2001 Ron Paul 104:10
In the paranoia of Watergate, the CIA followed a Washington Post report for weeks, even photographing him through the picture window of his home, because he had infuriated the president and the agency with a story containing classified information. Faced with our discovery (I was The Post’s lawyer at the time), CIA Director William Colby readily admitted that “someone had gone too far.”

2001 Ron Paul 104:11
All 100 members of the Senate voted to create the newest federal police force under the rubric of airport security. In its rush to judgment, the Senate acted as though a federal force was the only alternative to using the airlines or private contractors.
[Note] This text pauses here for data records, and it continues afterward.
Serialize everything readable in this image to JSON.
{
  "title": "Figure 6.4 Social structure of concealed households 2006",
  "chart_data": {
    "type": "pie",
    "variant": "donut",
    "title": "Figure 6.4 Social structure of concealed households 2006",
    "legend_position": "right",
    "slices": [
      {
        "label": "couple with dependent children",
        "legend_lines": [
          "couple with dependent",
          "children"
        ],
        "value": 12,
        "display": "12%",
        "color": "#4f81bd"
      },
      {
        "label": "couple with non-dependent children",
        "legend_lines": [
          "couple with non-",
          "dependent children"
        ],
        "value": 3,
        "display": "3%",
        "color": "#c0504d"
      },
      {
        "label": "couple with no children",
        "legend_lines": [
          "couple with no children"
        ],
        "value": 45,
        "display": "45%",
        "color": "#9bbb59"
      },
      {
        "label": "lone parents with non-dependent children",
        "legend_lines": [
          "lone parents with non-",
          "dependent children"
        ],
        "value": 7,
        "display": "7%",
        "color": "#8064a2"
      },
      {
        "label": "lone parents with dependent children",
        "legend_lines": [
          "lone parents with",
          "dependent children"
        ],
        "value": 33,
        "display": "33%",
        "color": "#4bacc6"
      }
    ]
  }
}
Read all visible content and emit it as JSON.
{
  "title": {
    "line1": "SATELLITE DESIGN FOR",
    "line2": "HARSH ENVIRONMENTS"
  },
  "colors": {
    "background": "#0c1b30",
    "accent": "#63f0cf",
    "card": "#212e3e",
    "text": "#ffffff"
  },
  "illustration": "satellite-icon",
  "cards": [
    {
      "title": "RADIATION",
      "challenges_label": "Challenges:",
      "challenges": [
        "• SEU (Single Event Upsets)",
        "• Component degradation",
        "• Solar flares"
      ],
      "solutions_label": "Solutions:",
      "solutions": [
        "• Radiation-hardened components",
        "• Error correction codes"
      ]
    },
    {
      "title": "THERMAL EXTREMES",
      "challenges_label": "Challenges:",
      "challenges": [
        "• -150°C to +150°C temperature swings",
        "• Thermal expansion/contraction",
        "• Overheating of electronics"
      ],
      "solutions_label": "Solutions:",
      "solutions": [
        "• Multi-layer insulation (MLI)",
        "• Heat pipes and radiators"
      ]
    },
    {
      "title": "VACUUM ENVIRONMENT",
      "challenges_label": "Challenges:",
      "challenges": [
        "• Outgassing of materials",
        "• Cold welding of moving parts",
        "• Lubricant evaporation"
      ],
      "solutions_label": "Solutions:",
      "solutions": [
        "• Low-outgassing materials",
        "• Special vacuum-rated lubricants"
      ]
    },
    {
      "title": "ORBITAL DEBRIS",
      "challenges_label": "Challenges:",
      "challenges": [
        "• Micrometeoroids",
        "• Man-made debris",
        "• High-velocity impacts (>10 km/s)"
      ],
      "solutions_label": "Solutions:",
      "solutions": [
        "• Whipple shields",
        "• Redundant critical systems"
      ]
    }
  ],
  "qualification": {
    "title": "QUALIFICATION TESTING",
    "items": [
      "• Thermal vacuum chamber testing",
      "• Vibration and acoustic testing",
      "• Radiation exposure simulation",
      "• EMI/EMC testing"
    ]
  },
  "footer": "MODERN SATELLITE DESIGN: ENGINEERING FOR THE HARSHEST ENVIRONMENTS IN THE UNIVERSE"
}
Quite the contrary, policing by the individual public airport authorities, guided by federal standards, would be more in line with our tradition of keeping police power local.

2001 Ron Paul 104:12
It’s time for the executive and Congress to take a hard look at the police personnel amassing at the federal level and the extent to which we are concentrating them under any one individual short of the president. Congress should turn its most skeptical laser on the concept of an Office of Homeland Security and on any requests to institutionalize its director beyond the status of a special assistant to the president. We have survived for more than 200 years without a ministry of the interior or national police force, and we can effectively battle terrorism without creating one now.